Forty percent of new cancer cases in the United States are attributed to modifiable risks, which can be influenced by the built environment. Recent cancer prevention guidelines include recommendations for making communities conducive to healthy living. Focused on the city of Philadelphia, the present study aims to 1) evaluate neighborhood-level adherence to cancer prevention guidelines by developing two novel indices and 2) identify factors driving low compliance in neighborhoods with high cancer mortality.

Methods

Philadelphia neighborhoods were compared to the city overall on ten cancer prevention recommendations. Comparison scores informed two indices: one focused on the American Cancer Society’s guidelines for Physical Activity, Nutrition, and Smoking, and the other focused on Healthy People 2030’s guidelines for Prevention Services. Indices were mapped by neighborhood and compared to cancer mortality.
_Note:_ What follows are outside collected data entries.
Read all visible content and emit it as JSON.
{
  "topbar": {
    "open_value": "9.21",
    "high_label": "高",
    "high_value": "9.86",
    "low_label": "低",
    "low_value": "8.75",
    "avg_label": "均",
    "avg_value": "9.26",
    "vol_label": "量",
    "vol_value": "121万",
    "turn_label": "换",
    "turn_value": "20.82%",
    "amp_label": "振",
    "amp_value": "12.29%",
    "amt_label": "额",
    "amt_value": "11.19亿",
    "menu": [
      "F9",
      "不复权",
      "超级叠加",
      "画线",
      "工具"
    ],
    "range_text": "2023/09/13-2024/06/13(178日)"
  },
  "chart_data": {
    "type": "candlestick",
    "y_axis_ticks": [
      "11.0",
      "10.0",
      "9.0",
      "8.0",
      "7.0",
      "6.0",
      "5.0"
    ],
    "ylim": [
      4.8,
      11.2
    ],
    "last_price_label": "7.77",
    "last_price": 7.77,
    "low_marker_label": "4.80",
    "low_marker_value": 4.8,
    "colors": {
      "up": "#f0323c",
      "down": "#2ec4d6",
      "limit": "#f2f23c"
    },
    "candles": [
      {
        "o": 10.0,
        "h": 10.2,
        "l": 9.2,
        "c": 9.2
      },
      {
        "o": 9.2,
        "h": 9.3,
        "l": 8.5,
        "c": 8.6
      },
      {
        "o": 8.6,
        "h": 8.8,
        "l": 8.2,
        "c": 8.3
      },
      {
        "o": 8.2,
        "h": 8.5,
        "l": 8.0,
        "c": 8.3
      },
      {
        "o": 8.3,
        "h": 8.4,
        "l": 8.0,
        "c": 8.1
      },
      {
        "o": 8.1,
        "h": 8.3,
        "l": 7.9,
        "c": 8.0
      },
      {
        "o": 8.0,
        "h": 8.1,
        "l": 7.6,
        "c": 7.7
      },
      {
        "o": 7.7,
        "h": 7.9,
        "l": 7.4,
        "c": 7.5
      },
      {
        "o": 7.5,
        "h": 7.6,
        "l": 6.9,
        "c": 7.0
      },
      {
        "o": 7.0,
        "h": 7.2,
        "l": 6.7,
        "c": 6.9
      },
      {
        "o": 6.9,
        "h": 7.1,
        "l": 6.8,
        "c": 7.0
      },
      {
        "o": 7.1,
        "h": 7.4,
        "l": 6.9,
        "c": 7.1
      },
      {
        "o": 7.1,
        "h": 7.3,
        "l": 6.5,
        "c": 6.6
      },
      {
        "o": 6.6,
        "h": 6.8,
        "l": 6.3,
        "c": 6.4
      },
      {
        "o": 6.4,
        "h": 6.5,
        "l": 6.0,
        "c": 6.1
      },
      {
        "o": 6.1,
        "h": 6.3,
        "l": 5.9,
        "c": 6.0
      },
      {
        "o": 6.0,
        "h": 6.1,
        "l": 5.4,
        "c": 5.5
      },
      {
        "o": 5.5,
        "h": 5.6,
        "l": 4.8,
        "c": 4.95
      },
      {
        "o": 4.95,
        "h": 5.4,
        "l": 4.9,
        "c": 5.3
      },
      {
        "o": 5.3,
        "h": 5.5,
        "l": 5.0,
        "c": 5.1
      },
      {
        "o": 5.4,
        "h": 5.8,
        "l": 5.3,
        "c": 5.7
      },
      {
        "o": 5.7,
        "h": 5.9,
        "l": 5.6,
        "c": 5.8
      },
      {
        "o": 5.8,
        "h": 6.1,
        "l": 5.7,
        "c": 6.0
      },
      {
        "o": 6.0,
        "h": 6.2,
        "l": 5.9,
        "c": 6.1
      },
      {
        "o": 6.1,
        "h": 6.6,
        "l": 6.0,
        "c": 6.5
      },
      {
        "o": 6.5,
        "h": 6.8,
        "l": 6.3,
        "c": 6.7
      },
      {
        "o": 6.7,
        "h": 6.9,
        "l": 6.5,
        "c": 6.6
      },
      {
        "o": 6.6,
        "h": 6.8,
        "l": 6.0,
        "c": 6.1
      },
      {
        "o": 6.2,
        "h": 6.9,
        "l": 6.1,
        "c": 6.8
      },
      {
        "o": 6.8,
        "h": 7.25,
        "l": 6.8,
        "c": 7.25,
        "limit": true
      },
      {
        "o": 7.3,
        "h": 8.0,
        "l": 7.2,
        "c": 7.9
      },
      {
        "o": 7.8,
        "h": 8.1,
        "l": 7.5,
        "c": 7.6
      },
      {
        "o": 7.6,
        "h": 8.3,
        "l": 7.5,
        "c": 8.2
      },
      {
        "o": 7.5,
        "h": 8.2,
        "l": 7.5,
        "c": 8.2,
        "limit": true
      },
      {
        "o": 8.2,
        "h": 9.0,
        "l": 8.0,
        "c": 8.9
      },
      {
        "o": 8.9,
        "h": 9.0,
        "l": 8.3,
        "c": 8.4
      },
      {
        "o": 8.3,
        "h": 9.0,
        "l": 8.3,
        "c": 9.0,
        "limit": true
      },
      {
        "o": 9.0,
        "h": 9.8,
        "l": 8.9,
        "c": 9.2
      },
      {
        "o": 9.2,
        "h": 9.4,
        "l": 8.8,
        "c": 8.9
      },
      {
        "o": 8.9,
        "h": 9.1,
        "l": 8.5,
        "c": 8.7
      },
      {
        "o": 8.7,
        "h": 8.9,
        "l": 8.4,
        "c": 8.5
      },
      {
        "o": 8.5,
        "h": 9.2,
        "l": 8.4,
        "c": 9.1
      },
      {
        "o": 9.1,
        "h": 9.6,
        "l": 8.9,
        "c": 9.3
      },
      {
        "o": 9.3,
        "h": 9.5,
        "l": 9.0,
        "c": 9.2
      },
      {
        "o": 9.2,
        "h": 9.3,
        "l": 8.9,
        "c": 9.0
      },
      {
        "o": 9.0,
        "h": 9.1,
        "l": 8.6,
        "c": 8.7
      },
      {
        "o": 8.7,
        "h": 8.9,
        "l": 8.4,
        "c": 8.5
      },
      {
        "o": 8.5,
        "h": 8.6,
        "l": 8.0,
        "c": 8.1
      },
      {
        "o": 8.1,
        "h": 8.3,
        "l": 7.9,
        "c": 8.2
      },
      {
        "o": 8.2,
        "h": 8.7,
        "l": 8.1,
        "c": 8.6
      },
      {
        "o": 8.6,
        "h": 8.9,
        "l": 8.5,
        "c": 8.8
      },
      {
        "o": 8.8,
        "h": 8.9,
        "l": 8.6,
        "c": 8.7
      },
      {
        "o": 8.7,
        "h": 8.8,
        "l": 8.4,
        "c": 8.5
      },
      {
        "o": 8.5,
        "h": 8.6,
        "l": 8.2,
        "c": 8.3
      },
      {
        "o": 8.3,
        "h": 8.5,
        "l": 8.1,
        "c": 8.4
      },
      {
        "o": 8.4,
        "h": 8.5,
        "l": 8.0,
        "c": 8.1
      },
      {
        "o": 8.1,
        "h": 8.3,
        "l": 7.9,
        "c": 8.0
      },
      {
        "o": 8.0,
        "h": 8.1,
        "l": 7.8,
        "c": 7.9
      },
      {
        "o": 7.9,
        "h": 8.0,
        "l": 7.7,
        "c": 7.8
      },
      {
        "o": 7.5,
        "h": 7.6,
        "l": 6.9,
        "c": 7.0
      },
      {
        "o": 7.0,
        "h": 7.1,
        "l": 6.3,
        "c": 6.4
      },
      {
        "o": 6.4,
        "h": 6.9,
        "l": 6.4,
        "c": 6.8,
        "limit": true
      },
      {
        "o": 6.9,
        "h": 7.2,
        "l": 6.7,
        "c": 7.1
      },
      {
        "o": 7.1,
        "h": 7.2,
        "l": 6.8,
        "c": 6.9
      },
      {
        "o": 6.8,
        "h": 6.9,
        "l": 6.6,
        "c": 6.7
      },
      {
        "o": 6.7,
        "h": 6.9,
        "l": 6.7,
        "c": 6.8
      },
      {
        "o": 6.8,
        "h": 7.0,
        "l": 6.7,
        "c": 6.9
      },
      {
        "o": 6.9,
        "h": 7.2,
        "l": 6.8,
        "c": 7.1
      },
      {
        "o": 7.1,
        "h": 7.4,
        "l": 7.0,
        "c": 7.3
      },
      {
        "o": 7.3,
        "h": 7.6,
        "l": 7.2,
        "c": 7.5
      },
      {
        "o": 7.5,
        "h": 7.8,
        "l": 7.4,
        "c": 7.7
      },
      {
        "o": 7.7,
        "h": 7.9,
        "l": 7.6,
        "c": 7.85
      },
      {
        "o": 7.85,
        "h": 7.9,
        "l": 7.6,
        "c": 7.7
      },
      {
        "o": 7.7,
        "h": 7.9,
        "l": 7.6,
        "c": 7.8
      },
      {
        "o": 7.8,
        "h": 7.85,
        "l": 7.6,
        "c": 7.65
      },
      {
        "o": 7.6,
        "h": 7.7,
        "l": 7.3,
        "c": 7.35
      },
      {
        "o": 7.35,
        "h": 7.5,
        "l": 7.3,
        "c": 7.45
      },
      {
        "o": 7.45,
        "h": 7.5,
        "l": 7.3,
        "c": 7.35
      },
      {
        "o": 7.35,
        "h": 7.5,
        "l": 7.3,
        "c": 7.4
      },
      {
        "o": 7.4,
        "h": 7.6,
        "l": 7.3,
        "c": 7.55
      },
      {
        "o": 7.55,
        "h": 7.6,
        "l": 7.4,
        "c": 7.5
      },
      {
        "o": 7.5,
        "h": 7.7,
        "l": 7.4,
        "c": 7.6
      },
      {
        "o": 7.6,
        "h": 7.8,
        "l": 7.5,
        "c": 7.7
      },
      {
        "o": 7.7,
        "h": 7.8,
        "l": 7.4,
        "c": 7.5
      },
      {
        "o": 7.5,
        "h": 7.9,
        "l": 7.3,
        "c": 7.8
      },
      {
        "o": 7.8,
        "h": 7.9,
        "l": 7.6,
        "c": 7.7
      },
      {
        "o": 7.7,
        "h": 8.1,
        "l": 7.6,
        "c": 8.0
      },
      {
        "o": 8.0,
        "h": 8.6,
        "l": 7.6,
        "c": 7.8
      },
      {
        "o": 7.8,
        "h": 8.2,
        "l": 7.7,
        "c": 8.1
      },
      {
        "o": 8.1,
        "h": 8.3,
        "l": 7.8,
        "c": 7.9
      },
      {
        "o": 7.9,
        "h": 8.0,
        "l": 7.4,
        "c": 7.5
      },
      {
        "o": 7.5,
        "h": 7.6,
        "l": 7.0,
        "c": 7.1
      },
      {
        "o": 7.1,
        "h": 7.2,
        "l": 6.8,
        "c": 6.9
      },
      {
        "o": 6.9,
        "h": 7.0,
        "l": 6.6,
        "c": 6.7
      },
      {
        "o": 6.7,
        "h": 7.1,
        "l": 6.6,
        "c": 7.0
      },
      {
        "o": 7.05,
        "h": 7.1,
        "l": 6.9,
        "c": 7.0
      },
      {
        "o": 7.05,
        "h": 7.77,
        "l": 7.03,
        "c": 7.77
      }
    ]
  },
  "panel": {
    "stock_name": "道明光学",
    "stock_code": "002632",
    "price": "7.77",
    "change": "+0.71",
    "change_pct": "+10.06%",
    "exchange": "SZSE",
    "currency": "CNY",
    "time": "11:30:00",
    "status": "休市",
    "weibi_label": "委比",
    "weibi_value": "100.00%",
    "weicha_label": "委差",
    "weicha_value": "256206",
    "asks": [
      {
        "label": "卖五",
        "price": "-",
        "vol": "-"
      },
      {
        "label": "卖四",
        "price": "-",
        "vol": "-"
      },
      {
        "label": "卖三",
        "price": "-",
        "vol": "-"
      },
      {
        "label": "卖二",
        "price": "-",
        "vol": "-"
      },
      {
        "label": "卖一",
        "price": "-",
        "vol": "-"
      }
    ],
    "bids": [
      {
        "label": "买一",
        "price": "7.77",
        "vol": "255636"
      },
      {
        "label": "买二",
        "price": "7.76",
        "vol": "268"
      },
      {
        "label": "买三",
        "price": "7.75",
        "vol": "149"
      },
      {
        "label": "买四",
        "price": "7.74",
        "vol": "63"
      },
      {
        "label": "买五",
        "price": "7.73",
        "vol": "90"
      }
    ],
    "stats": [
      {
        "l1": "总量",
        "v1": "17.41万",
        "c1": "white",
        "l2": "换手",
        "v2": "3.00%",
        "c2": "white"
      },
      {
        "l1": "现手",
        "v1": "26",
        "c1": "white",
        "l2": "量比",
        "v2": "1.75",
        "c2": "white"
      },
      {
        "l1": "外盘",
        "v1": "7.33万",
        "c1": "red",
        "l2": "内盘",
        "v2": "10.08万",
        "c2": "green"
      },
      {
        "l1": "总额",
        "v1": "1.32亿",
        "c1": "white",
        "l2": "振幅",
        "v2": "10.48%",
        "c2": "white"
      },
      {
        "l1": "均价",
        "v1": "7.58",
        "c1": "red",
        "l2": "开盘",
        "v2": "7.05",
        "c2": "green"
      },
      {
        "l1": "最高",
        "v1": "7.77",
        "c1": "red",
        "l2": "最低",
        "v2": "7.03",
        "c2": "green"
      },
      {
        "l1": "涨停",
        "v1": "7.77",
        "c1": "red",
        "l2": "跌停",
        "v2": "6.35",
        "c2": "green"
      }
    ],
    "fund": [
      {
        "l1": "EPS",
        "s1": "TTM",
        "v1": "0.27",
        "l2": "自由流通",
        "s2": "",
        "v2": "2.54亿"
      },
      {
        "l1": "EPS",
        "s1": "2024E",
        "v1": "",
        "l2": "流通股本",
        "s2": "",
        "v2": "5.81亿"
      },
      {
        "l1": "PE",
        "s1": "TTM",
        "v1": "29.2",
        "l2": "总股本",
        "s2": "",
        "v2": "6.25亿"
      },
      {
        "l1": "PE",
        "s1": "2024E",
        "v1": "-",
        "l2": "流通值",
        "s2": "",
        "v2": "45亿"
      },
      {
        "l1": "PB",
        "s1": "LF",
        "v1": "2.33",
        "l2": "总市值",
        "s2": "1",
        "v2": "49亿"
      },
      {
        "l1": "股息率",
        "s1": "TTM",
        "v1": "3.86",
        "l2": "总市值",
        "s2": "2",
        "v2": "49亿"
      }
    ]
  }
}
Where low adherence overlapped with high cancer mortality, the recommendations driving low compliance were identified.

Results

Distinct geospatial patterns were observed in adherence to guidelines, and while drivers of low adherence varied by neighborhood, general trends emerged in different areas of the city. Concerning Physical Activity, Nutrition, and Smoking Guideline adherence, some areas appeared to be more influenced by the built environment, while others were impacted by specific behavioral risk factors such as excessive alcohol consumption. Preventive Service recommendation adherence was driven in some parts by self-reported poor health and, in others, low cancer screening rates and a high physician-to-resident ratio. In neighborhoods where poor guideline adherence overlapped with high cancer mortality, the built environment emerged as a potentially important factor.

Discussion

This study considers the importance of the built environment in influencing adherence to cancer prevention guidelines. Policymakers and public health officials can use this information to prioritize interventions for neighborhoods with low guideline adherence and high cancer burden and tailor interventions to focus on indicators of low guideline adherence.

Introduction

Although cancer mortality has steadily decreased in the United States for the past two decades, cancer remains the second leading cause of death nationally, with nearly 612,000 cancer deaths estimated in 2024 [1]. A 32% drop in cancer deaths between 1991 and 2019 has been attributed to reduced risk behaviors (primarily smoking) and advances in screening and treatment [2]. However, approximately 45% of cancer deaths are attributable to modifiable risks, including smoking, excess body weight, alcohol intake, poor diet, and lack of physical activity, which if addressed, could improve cancer prevention [3]. An individual’s surroundings, including both the social and built environment of the neighborhood in which they live, could influence behaviors associated with cancer. For example, residents may be less likely to exercise and subsequently improve body weight if they live in an area with limited access to safe recreation space [4]. Therefore, neighborhood-level factors are increasingly becoming an important consideration in cancer prevention.

Recognizing the potential to decrease the cancer burden by addressing modifiable risks and behaviors, the American Cancer Society (ACS) set a goal to reduce overall cancer mortality by 40% between 2015 and 2035, primarily by targeting behavioral factors. Meeting this goal would result in 1.3 million fewer cancer deaths in the United States between 2020 and 2035 [5]. The ACS has published an updated version of its Physical Activity and Nutrition Guidelines to support this goal [6]. These guidelines are developed by a panel of national experts and reflect current scientific evidence linking specific behaviors (such as diet and physical activity) to cancer. Recognizing the effect of the built environment on risk behaviors, the most recent version of the ACS guidelines, published in 2020, also includes neighborhood-level recommendations, such as improving access to health care, healthy foods, and safe spaces to exercise [7].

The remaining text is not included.